As the Uber-Waymo lawsuit keeps unraveling, a new court filing reveals that Kalanick found out last year that Anthony Levandowski, the engineer who oversaw Uber's self-driving car project, had stolen information from Google.

Google-Waymo Lawsuit

For those unfamiliar with the matter, here's a brief summary. Levandowski previously worked at Waymo, Google's self-driving car division, and then left in 2016 and ended up leading Uber's driverless car project. Waymo sued Uber claiming that Levandowski stole trade secrets on his way out. Levandowski co-founded startup Otto, which Uber acquired for $680 million.

In the lawsuit, Waymo alleges that Levandowski and Uber conspired to have the engineer snatch more than 14,000 proprietary files from Google, including lidar technology designs that are essential to how a self-driving car understands its surroundings.

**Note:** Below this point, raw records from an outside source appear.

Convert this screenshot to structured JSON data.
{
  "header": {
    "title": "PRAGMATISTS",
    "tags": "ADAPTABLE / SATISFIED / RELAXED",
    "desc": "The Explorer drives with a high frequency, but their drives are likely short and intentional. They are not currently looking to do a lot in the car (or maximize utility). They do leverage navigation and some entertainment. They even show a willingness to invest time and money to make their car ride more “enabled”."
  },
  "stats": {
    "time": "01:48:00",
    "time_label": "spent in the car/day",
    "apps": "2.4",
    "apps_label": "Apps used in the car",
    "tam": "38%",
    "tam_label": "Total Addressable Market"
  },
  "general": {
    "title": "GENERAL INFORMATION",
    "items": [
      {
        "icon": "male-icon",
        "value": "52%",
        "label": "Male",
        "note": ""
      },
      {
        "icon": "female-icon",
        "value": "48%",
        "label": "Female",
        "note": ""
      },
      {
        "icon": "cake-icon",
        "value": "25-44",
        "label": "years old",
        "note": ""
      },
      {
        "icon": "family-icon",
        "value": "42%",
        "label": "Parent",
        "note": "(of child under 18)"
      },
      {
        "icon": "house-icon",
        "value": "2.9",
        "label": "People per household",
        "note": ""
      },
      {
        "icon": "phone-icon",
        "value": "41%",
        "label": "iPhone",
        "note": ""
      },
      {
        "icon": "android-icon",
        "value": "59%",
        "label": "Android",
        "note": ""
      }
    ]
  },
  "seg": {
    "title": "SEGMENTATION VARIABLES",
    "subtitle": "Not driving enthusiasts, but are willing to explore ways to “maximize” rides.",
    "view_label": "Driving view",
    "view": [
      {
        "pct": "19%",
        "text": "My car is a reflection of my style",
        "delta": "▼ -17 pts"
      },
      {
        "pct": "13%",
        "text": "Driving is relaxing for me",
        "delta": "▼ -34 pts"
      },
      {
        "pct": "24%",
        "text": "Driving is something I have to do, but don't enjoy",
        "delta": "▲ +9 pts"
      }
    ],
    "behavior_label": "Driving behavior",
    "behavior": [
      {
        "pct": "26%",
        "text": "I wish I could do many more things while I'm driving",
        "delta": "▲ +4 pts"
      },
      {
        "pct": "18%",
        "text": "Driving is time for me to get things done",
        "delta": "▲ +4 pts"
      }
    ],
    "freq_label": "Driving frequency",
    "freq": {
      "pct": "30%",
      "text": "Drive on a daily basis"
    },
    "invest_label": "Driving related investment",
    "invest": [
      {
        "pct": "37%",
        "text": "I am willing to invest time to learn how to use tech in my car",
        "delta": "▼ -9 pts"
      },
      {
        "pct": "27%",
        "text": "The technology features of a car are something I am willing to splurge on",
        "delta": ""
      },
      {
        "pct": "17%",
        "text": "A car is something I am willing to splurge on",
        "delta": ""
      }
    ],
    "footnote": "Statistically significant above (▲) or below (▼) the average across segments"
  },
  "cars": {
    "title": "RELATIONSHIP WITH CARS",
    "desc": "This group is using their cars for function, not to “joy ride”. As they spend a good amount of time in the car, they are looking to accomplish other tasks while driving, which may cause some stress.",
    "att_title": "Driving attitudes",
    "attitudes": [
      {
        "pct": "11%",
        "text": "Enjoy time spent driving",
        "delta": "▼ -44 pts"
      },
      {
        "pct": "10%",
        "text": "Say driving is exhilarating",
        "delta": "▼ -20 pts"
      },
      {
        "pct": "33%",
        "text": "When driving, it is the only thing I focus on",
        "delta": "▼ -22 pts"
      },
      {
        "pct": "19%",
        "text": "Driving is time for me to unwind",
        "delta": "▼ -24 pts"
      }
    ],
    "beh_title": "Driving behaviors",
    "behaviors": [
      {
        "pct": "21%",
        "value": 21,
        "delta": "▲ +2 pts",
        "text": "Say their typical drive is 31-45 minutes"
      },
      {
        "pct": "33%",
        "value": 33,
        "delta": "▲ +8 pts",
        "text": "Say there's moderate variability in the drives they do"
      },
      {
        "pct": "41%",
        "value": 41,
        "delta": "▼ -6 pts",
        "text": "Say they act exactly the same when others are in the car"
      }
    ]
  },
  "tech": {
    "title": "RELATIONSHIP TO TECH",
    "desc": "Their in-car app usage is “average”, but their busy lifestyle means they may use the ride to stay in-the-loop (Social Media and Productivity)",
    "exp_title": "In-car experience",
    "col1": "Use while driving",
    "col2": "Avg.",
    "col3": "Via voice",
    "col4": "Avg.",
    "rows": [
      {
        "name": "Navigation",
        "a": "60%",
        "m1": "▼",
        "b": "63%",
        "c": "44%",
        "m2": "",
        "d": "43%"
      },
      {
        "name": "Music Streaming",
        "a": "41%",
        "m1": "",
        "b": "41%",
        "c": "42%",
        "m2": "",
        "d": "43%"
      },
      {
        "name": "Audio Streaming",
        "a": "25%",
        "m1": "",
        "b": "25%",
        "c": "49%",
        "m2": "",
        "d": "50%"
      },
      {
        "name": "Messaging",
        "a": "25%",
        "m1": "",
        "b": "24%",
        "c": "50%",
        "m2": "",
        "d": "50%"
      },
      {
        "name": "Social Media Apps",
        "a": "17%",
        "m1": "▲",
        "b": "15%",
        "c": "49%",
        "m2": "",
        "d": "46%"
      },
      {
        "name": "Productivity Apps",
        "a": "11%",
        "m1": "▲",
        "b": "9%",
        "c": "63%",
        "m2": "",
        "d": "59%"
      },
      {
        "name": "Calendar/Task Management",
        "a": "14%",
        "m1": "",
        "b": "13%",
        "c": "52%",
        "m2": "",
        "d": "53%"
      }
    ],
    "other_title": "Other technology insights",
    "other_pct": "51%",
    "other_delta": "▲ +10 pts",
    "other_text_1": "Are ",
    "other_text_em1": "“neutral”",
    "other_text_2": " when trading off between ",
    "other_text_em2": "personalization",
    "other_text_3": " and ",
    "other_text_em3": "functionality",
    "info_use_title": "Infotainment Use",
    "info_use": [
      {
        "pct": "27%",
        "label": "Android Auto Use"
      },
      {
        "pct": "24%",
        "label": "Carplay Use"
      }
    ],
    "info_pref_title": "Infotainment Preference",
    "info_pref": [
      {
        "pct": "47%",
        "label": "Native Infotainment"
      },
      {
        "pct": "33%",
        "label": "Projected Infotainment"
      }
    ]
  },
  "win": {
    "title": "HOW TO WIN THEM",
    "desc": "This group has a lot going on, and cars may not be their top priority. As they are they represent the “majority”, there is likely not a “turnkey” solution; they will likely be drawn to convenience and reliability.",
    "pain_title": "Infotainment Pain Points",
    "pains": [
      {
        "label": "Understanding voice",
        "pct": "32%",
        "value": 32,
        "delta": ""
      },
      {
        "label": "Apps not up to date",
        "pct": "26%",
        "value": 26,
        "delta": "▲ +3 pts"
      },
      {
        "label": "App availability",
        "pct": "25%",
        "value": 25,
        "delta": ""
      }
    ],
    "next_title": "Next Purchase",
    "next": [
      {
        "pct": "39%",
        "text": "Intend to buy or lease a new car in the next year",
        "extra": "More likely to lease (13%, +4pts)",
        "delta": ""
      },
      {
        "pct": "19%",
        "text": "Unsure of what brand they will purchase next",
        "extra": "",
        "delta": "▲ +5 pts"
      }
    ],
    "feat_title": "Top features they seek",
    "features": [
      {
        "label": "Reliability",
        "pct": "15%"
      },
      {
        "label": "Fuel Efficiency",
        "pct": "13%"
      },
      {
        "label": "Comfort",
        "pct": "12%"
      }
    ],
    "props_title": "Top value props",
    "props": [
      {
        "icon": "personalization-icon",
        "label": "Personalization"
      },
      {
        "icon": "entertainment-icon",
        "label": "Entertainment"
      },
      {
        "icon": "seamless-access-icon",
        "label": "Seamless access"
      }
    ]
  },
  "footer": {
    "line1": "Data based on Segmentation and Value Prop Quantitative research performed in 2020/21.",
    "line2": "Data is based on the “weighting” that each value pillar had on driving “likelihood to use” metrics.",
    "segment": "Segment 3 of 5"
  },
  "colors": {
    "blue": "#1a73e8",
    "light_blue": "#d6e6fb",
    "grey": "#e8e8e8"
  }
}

Levandowski is not a defendant in this lawsuit and he has refused to testify, invoking his fifth amendment rights against self-incrimination.

Uber, meanwhile, argues that it developed its automation technology without notable contributions from Levandowski. The engineer no longer leads Uber's self-driving car project, and Kalanick is no longer Uber's CEO.

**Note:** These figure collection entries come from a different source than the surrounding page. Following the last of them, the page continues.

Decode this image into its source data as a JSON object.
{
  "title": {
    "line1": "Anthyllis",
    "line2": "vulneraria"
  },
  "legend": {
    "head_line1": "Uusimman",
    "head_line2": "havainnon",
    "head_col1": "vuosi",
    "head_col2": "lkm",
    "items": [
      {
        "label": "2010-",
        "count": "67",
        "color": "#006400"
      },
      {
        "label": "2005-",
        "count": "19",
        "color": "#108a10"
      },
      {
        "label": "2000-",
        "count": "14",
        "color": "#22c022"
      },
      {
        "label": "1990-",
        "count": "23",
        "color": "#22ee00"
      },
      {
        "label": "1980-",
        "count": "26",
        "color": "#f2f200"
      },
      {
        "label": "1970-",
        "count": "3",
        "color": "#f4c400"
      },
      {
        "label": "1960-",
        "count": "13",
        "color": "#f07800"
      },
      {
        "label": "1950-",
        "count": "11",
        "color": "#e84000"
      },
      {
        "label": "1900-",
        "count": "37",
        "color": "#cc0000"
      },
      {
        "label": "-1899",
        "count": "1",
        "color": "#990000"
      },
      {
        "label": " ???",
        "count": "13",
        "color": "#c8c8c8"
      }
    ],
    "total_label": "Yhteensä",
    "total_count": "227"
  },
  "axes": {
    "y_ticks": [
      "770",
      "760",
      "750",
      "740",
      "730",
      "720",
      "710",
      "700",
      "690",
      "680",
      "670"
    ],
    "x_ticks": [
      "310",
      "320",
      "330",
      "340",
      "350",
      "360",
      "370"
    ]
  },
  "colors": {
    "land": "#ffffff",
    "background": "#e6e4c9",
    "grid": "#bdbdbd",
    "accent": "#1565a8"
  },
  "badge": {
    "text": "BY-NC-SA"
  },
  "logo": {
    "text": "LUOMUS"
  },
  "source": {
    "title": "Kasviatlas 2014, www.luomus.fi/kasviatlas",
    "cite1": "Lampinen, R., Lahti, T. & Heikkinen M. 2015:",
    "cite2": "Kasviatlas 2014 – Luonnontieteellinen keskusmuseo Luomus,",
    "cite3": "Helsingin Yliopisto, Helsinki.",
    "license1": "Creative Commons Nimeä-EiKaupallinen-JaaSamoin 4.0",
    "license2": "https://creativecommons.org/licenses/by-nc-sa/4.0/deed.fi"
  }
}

Kalanick Knew Levandowski Stole Google Secrets

Kalanick resigned as Uber CEO on Monday, June 19, amid mounting pressure from shareholders who argued that the company would be better off without his aggressive leadership style.

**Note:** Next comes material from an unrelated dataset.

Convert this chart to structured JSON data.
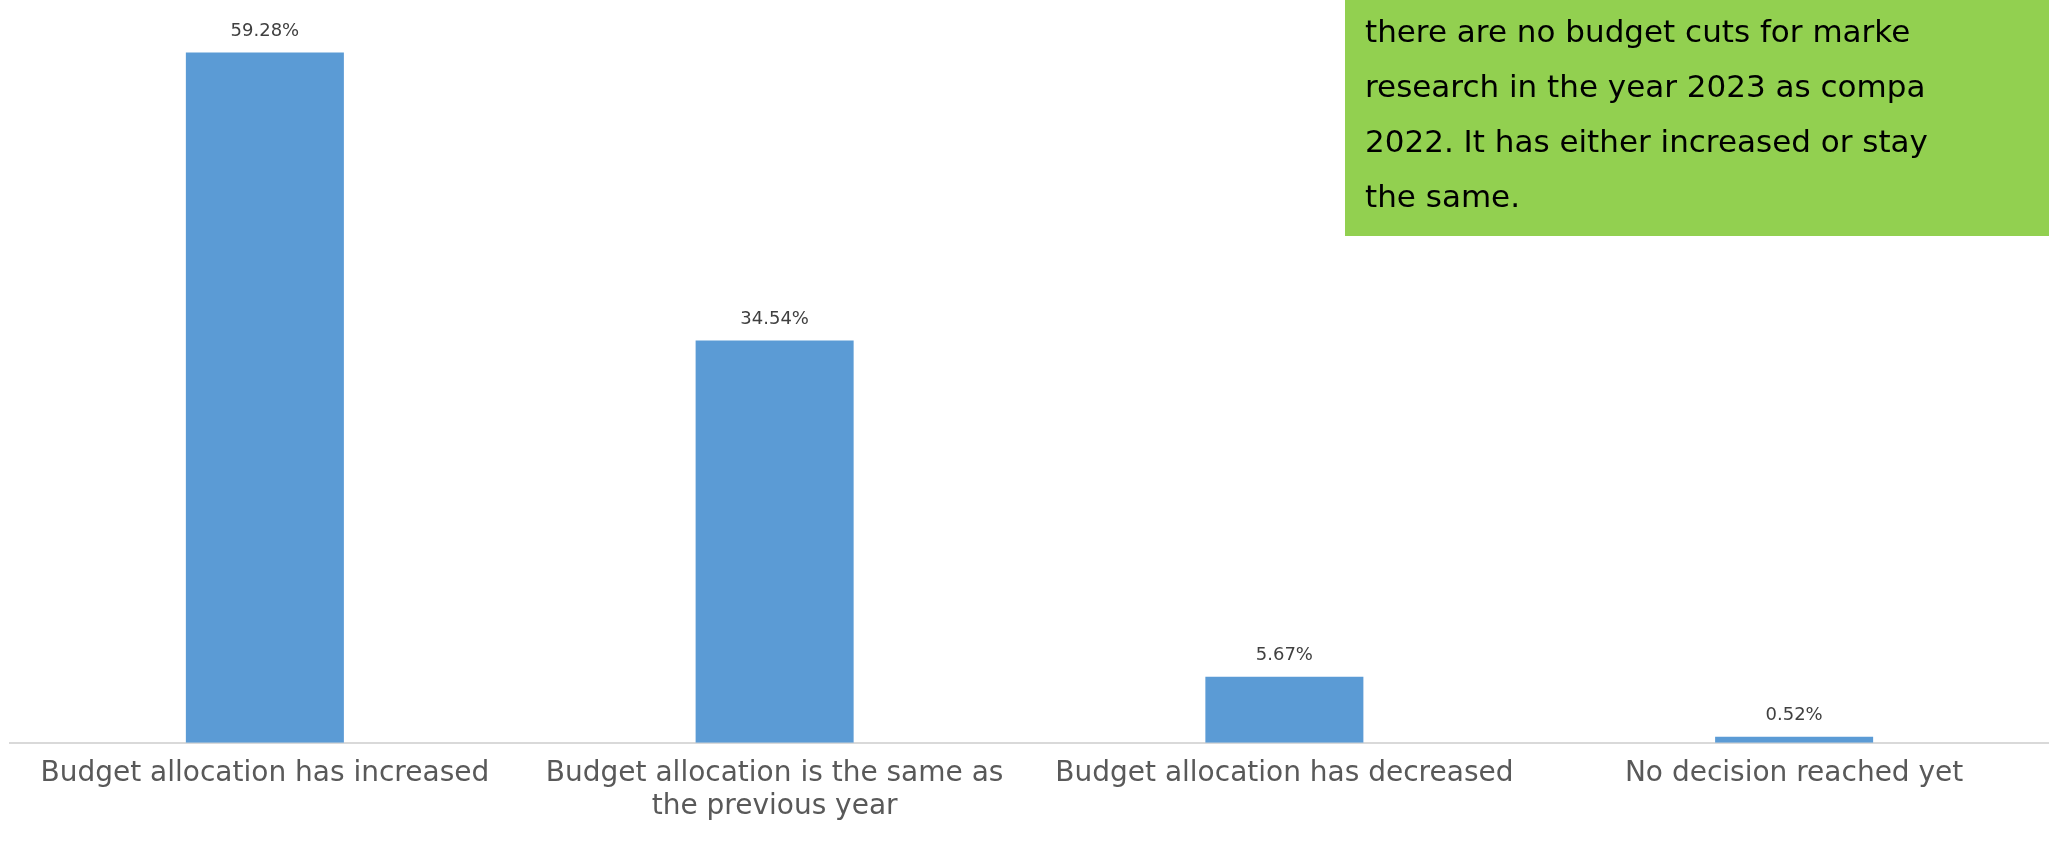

According to a report from Bloomberg, a new court filing alleges that Kalanick told Levandowski back in March 2016 that the company did not want the information he stole from Google, and he shouldn't bring that data to Uber. Levandowski reportedly told Kalanick that he destroyed the materials.

This new tidbit of information came to light on Wednesday, June 21, as the Waymo-Uber lawsuit progresses. Along with sexual harassment issues and other Uber problems, this lawsuit was also among the reasons why Uber shareholders called for Kalanick's resignation.

Waymo argues that since Uber postponed the disclosure of the exchange that was scheduled for June 5, and it also knew that Levandowski destroyed the discs, Uber should have to prove to U.S. District Judge William Alsup, presiding over the case, that it should not be held in contempt for violating orders to disclose information.

Uber Scandals Worsen

As companies are racing to develop viable self-driving car technology, this case is crucial to how things will unfold. While we're still years away from seeing self-driving cars commercially available and roaming the streets worldwide, the driverless car industry is expected to make billions of dollars, and companies are competing to get a headstart.

Uber is already in troubled waters after a series of scandals, culminating with its CEO's resignation amid a company-wide executive exodus. This new revelation that Kalanick was aware Levandowski possessed information about Google's self-riving car developments now adds more fuel to the fire.

It will be interesting to see how Uber will manage to overcome this turmoil and recover from these scandals, but things don't look too good for now.